Quant à Frigo 7, perdant les espoirs qu'il fondait sur la rupture brutale des relations commerciales, il n'aura eu guère plus de succès dans son action visant à obtenir un complément de rémunération au titre de l'indexation du prix du transport, puisque la cour d'appel de Versailles lui a accordé une somme de 122 000 euros, au lieu des deux millions réclamés.

  • Notion d'expéditeur et impossibilité d'intenter l'action directe en paiement contre le vendeur ex works (Cass. com., 11 octobre 2011, n° 10-20.455, n° 10-20.455, F-D N° Lexbase : A7560HYN)

La notion d'expéditeur est essentielle dans le mécanisme de l'action directe en paiement du transporteur instituée par l'article L. 132-8 du Code de commerce, puisque c'est notamment à celui-ci que le transporteur peut réclamer paiement du prix. Deux conceptions sont alors possibles. Une première, que l'on peut qualifier de contractuelle, où l'expéditeur est celui qui conclut le contrat de transport. Une seconde, matérielle, où prend la qualité d'expéditeur celui qui a remis les marchandises au transport, même s'il n'a pas conclu le contrat. En faveur de cette seconde conception, on peut invoquer plusieurs arguments. D'abord, un argument de texte : l'article L. 132-8 vise, outre l'expéditeur, le commissionnaire de transport. Or, c'est le commissionnaire de transport qui conclut le contrat de transport. On peut donc, selon le texte, être expéditeur même si l'on n'a pas conclu le contrat. D'autre part, la Cour de cassation adopte déjà une conception matérielle du destinataire, considérant comme tel celui qui reçoit la marchandise, même s'il n'est pas mentionné sur la lettre de voiture (cf. not. Cass. com., 15 avril 2008, n° 07-11.398, FS-P+B+R+I N° Lexbase : A9361D7T ; Rev. dr. transp., 2008, comm. 222, nos obs.). Il serait assez logique de retenir pareille conception pour l'expéditeur. Enfin, une telle solution serait naturellement favorable au transporteur, que le texte à vocation à protéger, puisqu'elle lui offrirait un troisième débiteur, qui viendrait s'ajouter à son contractant et au destinataire, le remettant de la marchandise.
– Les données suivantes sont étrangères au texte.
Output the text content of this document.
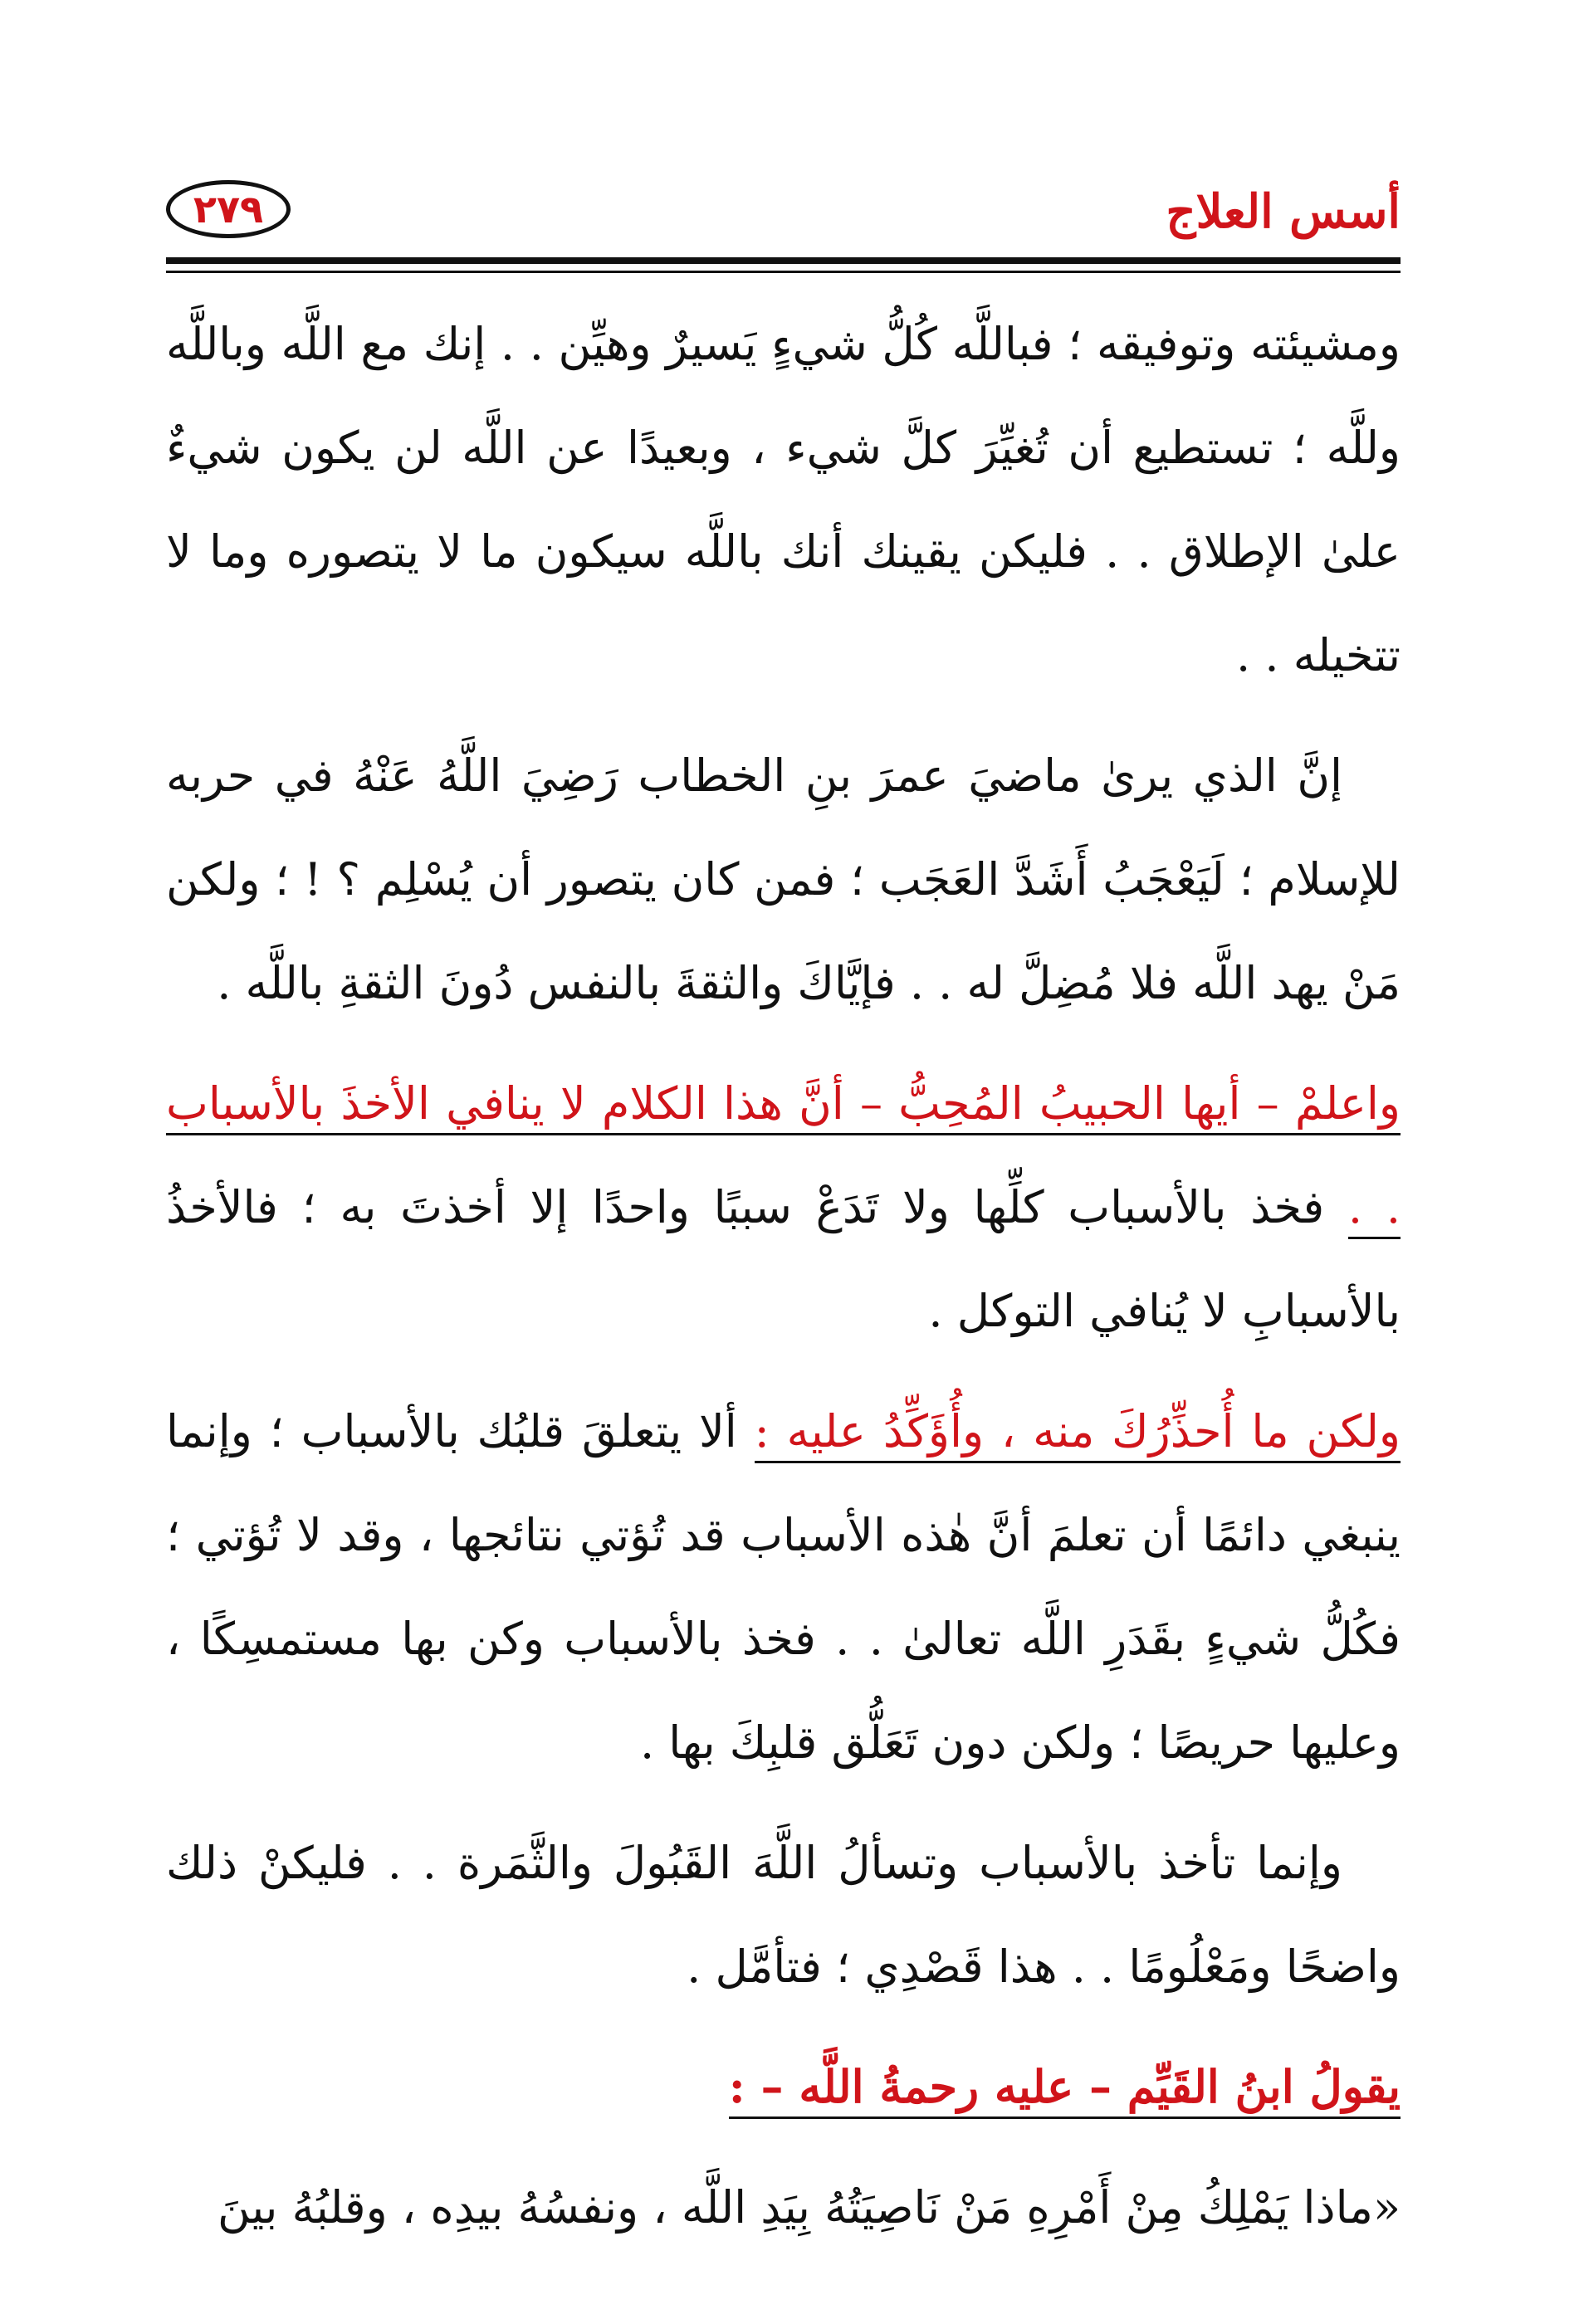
أسس العلاج
٢٧٩

ومشيئته وتوفيقه ؛ فباللَّه كُلُّ شيءٍ يَسيرٌ وهيِّن . . إنك مع اللَّه وباللَّه وللَّه ؛ تستطيع أن تُغيِّرَ كلَّ شيء ، وبعيدًا عن اللَّه لن يكون شيءٌ علىٰ الإطلاق . . فليكن يقينك أنك باللَّه سيكون ما لا يتصوره وما لا تتخيله . .

إنَّ الذي يرىٰ ماضيَ عمرَ بنِ الخطاب رَضِيَ اللَّهُ عَنْهُ في حربه للإسلام ؛ لَيَعْجَبُ أَشَدَّ العَجَب ؛ فمن كان يتصور أن يُسْلِم ؟ ! ؛ ولكن مَنْ يهد اللَّه فلا مُضِلَّ له . . فإيَّاكَ والثقةَ بالنفس دُونَ الثقةِ باللَّه .

واعلمْ – أيها الحبيبُ المُحِبُّ – أنَّ هذا الكلام لا ينافي الأخذَ بالأسباب . . فخذ بالأسباب كلِّها ولا تَدَعْ سببًا واحدًا إلا أخذتَ به ؛ فالأخذُ بالأسبابِ لا يُنافي التوكل .

ولكن ما أُحذِّرُكَ منه ، وأُؤَكِّدُ عليه : ألا يتعلقَ قلبُك بالأسباب ؛ وإنما ينبغي دائمًا أن تعلمَ أنَّ هٰذه الأسباب قد تُؤتي نتائجها ، وقد لا تُؤتي ؛ فكُلُّ شيءٍ بقَدَرِ اللَّه تعالىٰ . . فخذ بالأسباب وكن بها مستمسِكًا ، وعليها حريصًا ؛ ولكن دون تَعَلُّق قلبِكَ بها .

وإنما تأخذ بالأسباب وتسألُ اللَّهَ القَبُولَ والثَّمَرة . . فليكنْ ذلك واضحًا ومَعْلُومًا . . هذا قَصْدِي ؛ فتأمَّل .

يقولُ ابنُ القَيِّم – عليه رحمةُ اللَّه – :

«ماذا يَمْلِكُ مِنْ أَمْرِهِ مَنْ نَاصِيَتُهُ بِيَدِ اللَّه ، ونفسُهُ بيدِه ، وقلبُهُ بينَ
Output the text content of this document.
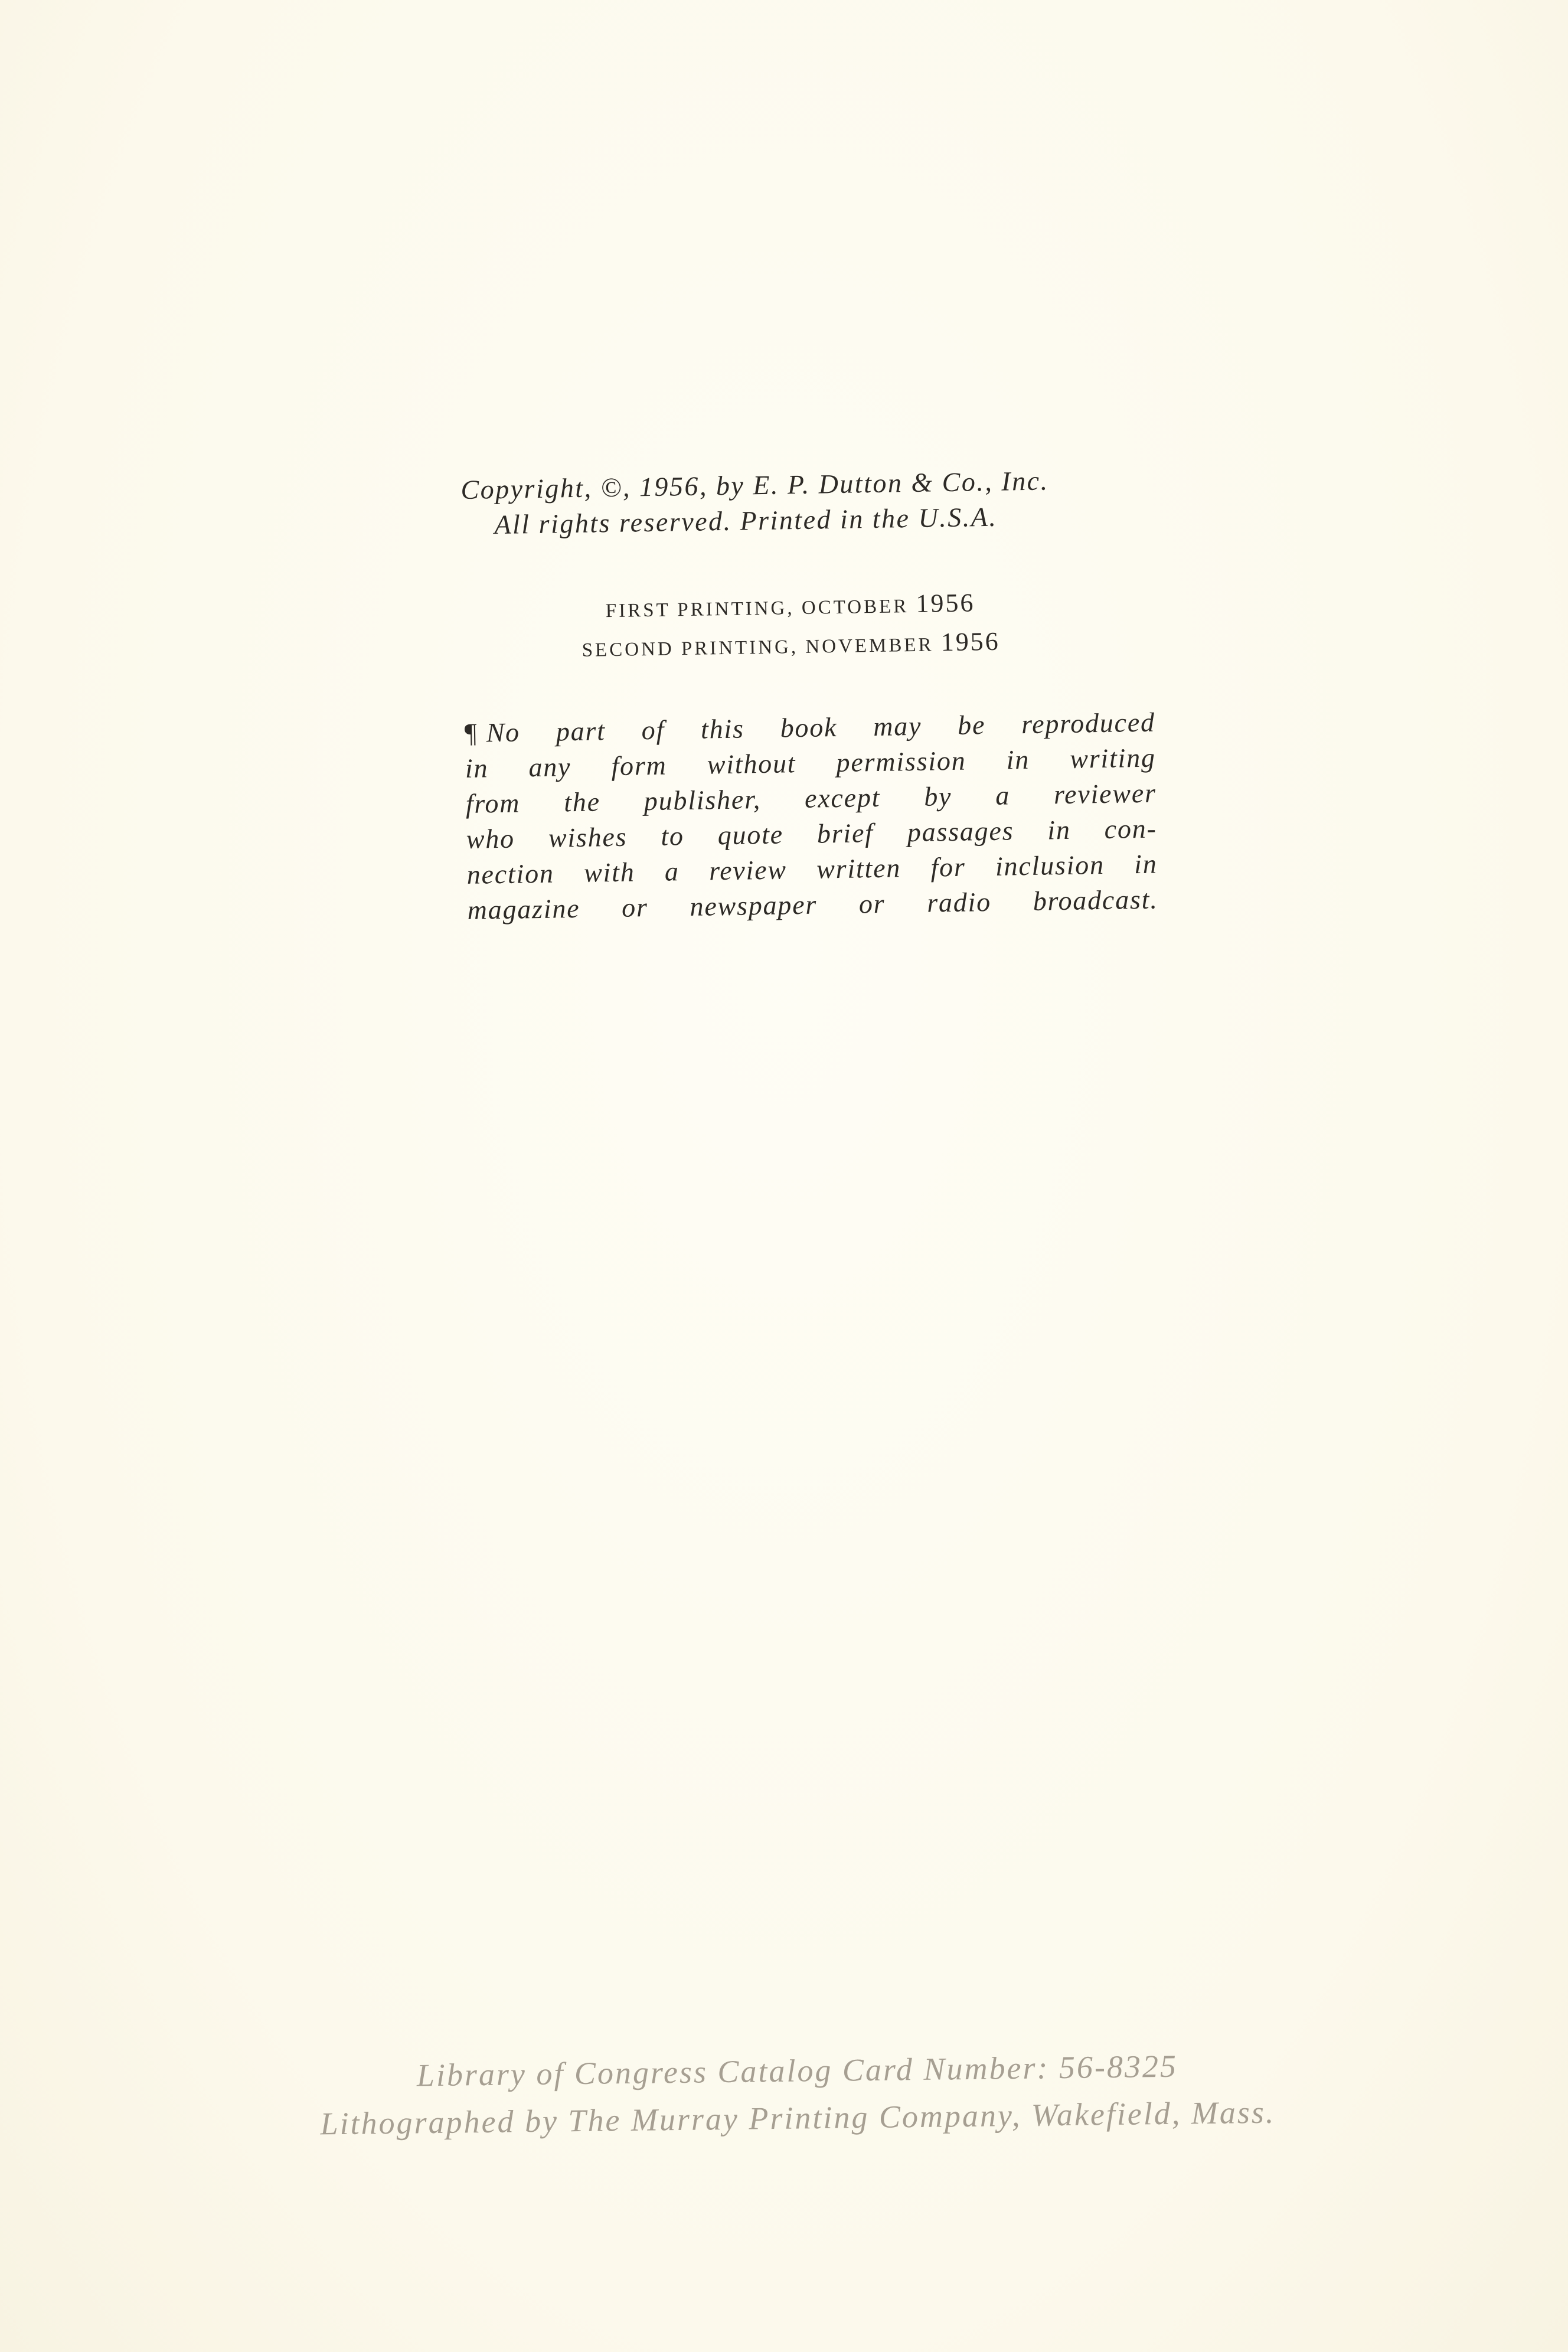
Copyright, ©, 1956, by E. P. Dutton & Co., Inc.
All rights reserved. Printed in the U.S.A.
FIRST PRINTING, OCTOBER 1956
SECOND PRINTING, NOVEMBER 1956
¶ No part of this book may be reproduced
in any form without permission in writing
from the publisher, except by a reviewer
who wishes to quote brief passages in con-
nection with a review written for inclusion in
magazine or newspaper or radio broadcast.
Library of Congress Catalog Card Number: 56-8325
Lithographed by The Murray Printing Company, Wakefield, Mass.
L'espèce ayant donné lieu à l'arrêt de la Chambre commerciale du 11 octobre 2011 en témoigne, puisque le transporteur assignait le vendeur ex works, alors que son donneur d'ordre, qui était également le destinataire, était en redressement judiciaire. L'action contre le remettant serait en effet particulièrement intéressante lorsque le destinataire a lui-même conclu le contrat, la conception contractuelle de l'expéditeur privant le transporteur d'un débiteur. La Cour de cassation distingue cependant traditionnellement le remettant de l'expéditeur, excluant que l'action directe soit intentée contre le premier (Cass. com., 13 février 2007, n° 05-18.590, F-P+B N° Lexbase : A2108DUM ; Rev. dr. transp., 2007, comm. 52, nos obs.) pour une vente ex works (Cass. com., 28 octobre 2008, n° 07-20.786, F-D N° Lexbase : A0665EBA ; Rev. dr. transp., 2008, comm. 250, nos obs.). Elle confirme ici sa jurisprudence, excluant que l'action directe en paiement soit intentée contre le vendeur ex works.